Dans un autre amendement, Lionel Tardy souligne que le PS s'opposait au blocage administratif et demandait une pause. Un amendement signé par Valls et Urvoas lors de la LOPPSI réclamait un traitement expérimental. Lionel Tardy insiste aussi pour souligner que l'ANSSI, "qui a l'expertise nécessaire" s'est montrée très réservée à ces mesures. Dans son amendement 77, il précise "seul un juge doit pourvoir ordonner le blocage d’un site Internet à l’issue d’un débat contradictoire, qui peut très bien être mené en urgence en la forme des référés". Pour lui le blocage administratif reste "dangereux".

Bernard Cazeneuve s'opposera à ces amendements. Le Conseil constitutionnel a validé le blocage administratif dans sa décision LOPPSI où, dans un considérant 8, il prévoit que quiconque peut alors attaquer la mesure.

Une autre député insiste, revient sur les cas de surblocage, notamment à l'encontre de Wikipedia outre Manche ou en Australie, etc.

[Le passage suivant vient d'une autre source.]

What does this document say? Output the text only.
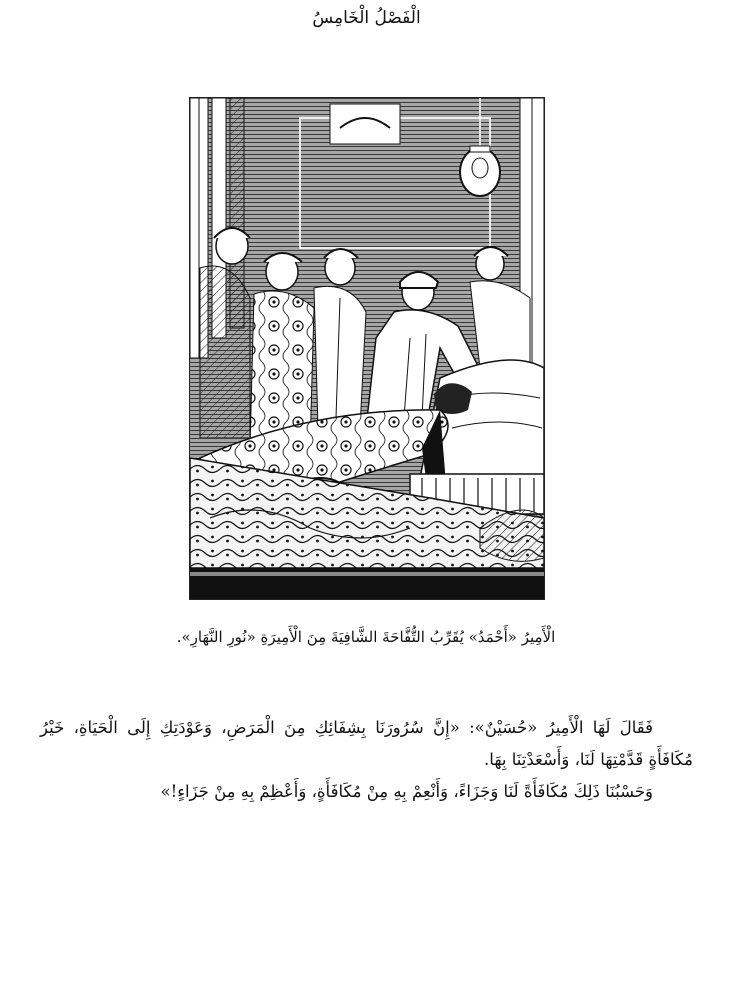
الْفَصْلُ الْخَامِسُ
الْأَمِيرُ «أَحْمَدُ» يُقَرِّبُ التُّفَّاحَةَ الشَّافِيَةَ مِنَ الْأَمِيرَةِ «نُورِ النَّهَارِ».

فَقَالَ لَهَا الْأَمِيرُ «حُسَيْنٌ»: «إِنَّ سُرُورَنَا بِشِفَائِكِ مِنَ الْمَرَضِ، وَعَوْدَتِكِ إِلَى الْحَيَاةِ، خَيْرُ مُكَافَأَةٍ قَدَّمْتِهَا لَنَا، وَأَسْعَدْتِنَا بِهَا.

وَحَسْبُنَا ذَلِكَ مُكَافَأَةً لَنَا وَجَزَاءً، وَأَنْعِمْ بِهِ مِنْ مُكَافَأَةٍ، وَأَعْظِمْ بِهِ مِنْ جَزَاءٍ!»
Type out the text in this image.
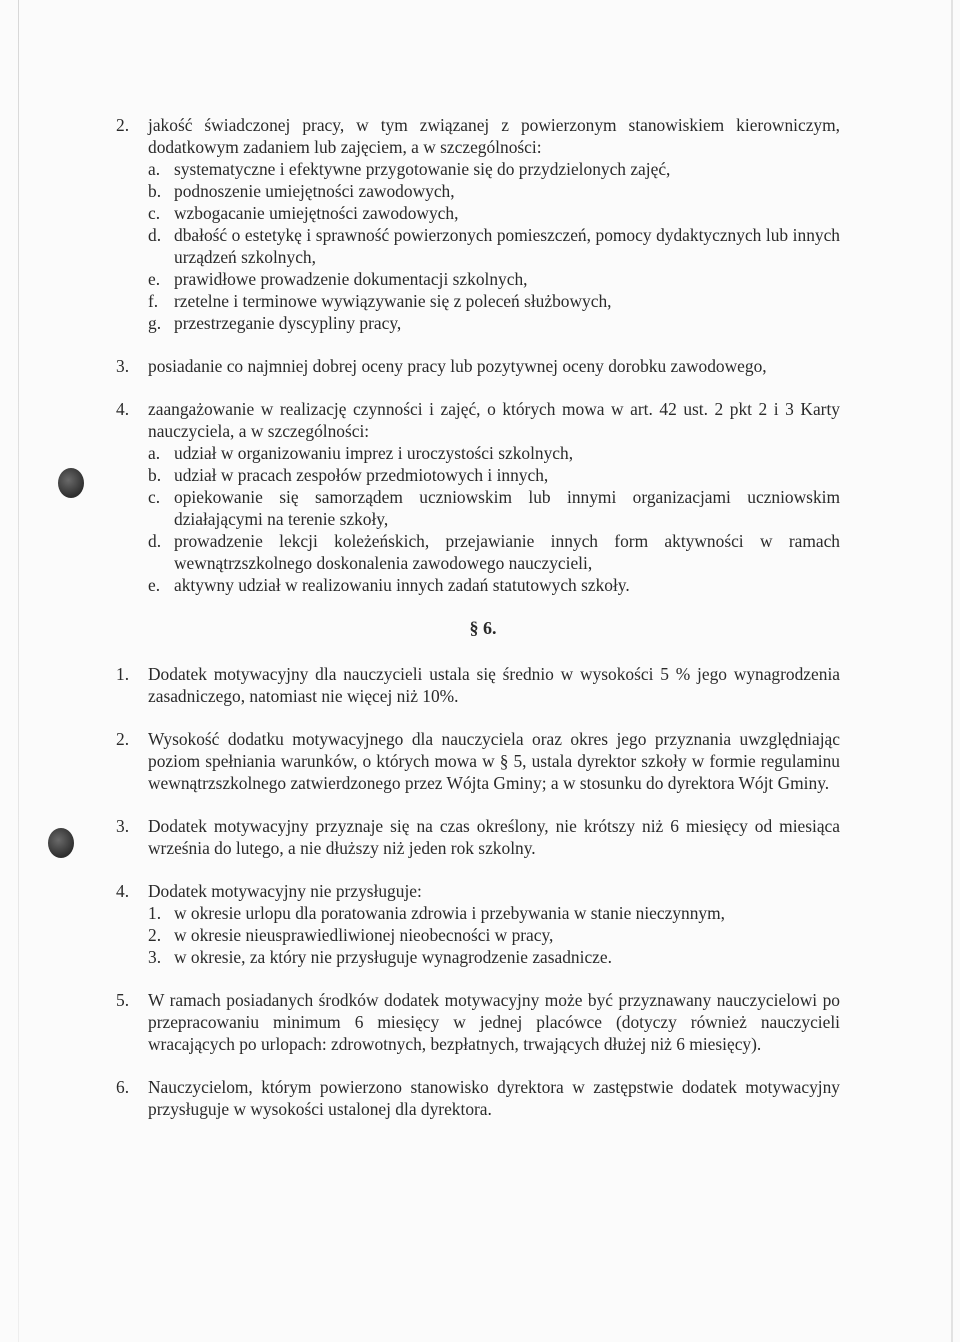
2.	jakość świadczonej pracy, w tym związanej z powierzonym stanowiskiem kierowniczym, dodatkowym zadaniem lub zajęciem, a w szczególności:
a. systematyczne i efektywne przygotowanie się do przydzielonych zajęć,
b. podnoszenie umiejętności zawodowych,
c. wzbogacanie umiejętności zawodowych,
d. dbałość o estetykę i sprawność powierzonych pomieszczeń, pomocy dydaktycznych lub innych urządzeń szkolnych,
e. prawidłowe prowadzenie dokumentacji szkolnych,
f. rzetelne i terminowe wywiązywanie się z poleceń służbowych,
g. przestrzeganie dyscypliny pracy,
3.	posiadanie co najmniej dobrej oceny pracy lub pozytywnej oceny dorobku zawodowego,
4.	zaangażowanie w realizację czynności i zajęć, o których mowa w art. 42 ust. 2 pkt 2 i 3 Karty nauczyciela, a w szczególności:
a. udział w organizowaniu imprez i uroczystości szkolnych,
b. udział w pracach zespołów przedmiotowych i innych,
c. opiekowanie się samorządem uczniowskim lub innymi organizacjami uczniowskim działającymi na terenie szkoły,
d. prowadzenie lekcji koleżeńskich, przejawianie innych form aktywności w ramach wewnątrzszkolnego doskonalenia zawodowego nauczycieli,
e. aktywny udział w realizowaniu innych zadań statutowych szkoły.
§ 6.
1.	Dodatek motywacyjny dla nauczycieli ustala się średnio w wysokości 5 % jego wynagrodzenia zasadniczego, natomiast nie więcej niż 10%.
2.	Wysokość dodatku motywacyjnego dla nauczyciela oraz okres jego przyznania uwzględniając poziom spełniania warunków, o których mowa w § 5, ustala dyrektor szkoły w formie regulaminu wewnątrzszkolnego zatwierdzonego przez Wójta Gminy; a w stosunku do dyrektora Wójt Gminy.
3.	Dodatek motywacyjny przyznaje się na czas określony, nie krótszy niż 6 miesięcy od miesiąca września do lutego, a nie dłuższy niż jeden rok szkolny.
4.	Dodatek motywacyjny nie przysługuje:
1. w okresie urlopu dla poratowania zdrowia i przebywania w stanie nieczynnym,
2. w okresie nieusprawiedliwionej nieobecności w pracy,
3. w okresie, za który nie przysługuje wynagrodzenie zasadnicze.
5.	W ramach posiadanych środków dodatek motywacyjny może być przyznawany nauczycielowi po przepracowaniu minimum 6 miesięcy w jednej placówce (dotyczy również nauczycieli wracających po urlopach: zdrowotnych, bezpłatnych, trwających dłużej niż 6 miesięcy).
6.	Nauczycielom, którym powierzono stanowisko dyrektora w zastępstwie dodatek motywacyjny przysługuje w wysokości ustalonej dla dyrektora.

Dans un amendement écolo, il est prévu de réserver le blocage administratif qu'aux seuls contenus pédopornographiques. Mais le rapporteur refuse : il faut nous donner les moyens de lutter contre la propagande.

"Dommage qu'on ne tire pas les enseignements du passé. A la suite de la loi Hadopi nous avons eu les débats sur le juges. Aujourd'hui, on a le résultat : une structure qui coûte des millions d'euros par an alors que les internets savent contourner la loi, passent par le streaming ou utilise des VPN, se rendant invisibles" rétorque Tardy.

L'amendement sera rejeté.

Un amendement 114 a été très rapidement adopté. Il est pourtant fondamental. Dans l'article 9 initial,  lorsque l’autorité administrative voudra faire bloquer un site faisant l’apologie du terrorisme, elle devra d’abord s’adresser à l’éditeur, puis à défaut de réponse à son hébergeur. Le rapporteur juge ce chemin trop lourd. Mieux vaudrait « supprimer le caractère préalable obligatoire de la demande de retrait adressée à l’éditeur, afin que l’autorité administrative apprécie librement les cas dans lesquels elle devra adresser sa demande de retrait aux éditeurs et les cas dans lesquelles cette demande devra être adressée aux hébergeurs ». En clair, on laisse un champ encore plus libre aux forces de police des Internets, dans cette procédure qui se passe déjà de toute intervention préalable du juge.  Et Sébastien Pietrasanta en est convaincu : « les éditeurs de ces sites ne publient pas de tels contenus par erreur ou inadvertance, mais bien par complaisance ou conviction ; il ne serait dès lors pas logique de devoir obligatoirement s’adresser préalablement à eux avant de s’adresser aux hébergeurs, sauf à vouloir les alerter et les encourager à déplacer ces contenus » (l'amendement sera adopté). Dans cet autre amendement adopté à l'instant,  les FAI seront alertés illico de ces premières demandes afin de bloquer le site au plus vite, une fois 24 heures passées.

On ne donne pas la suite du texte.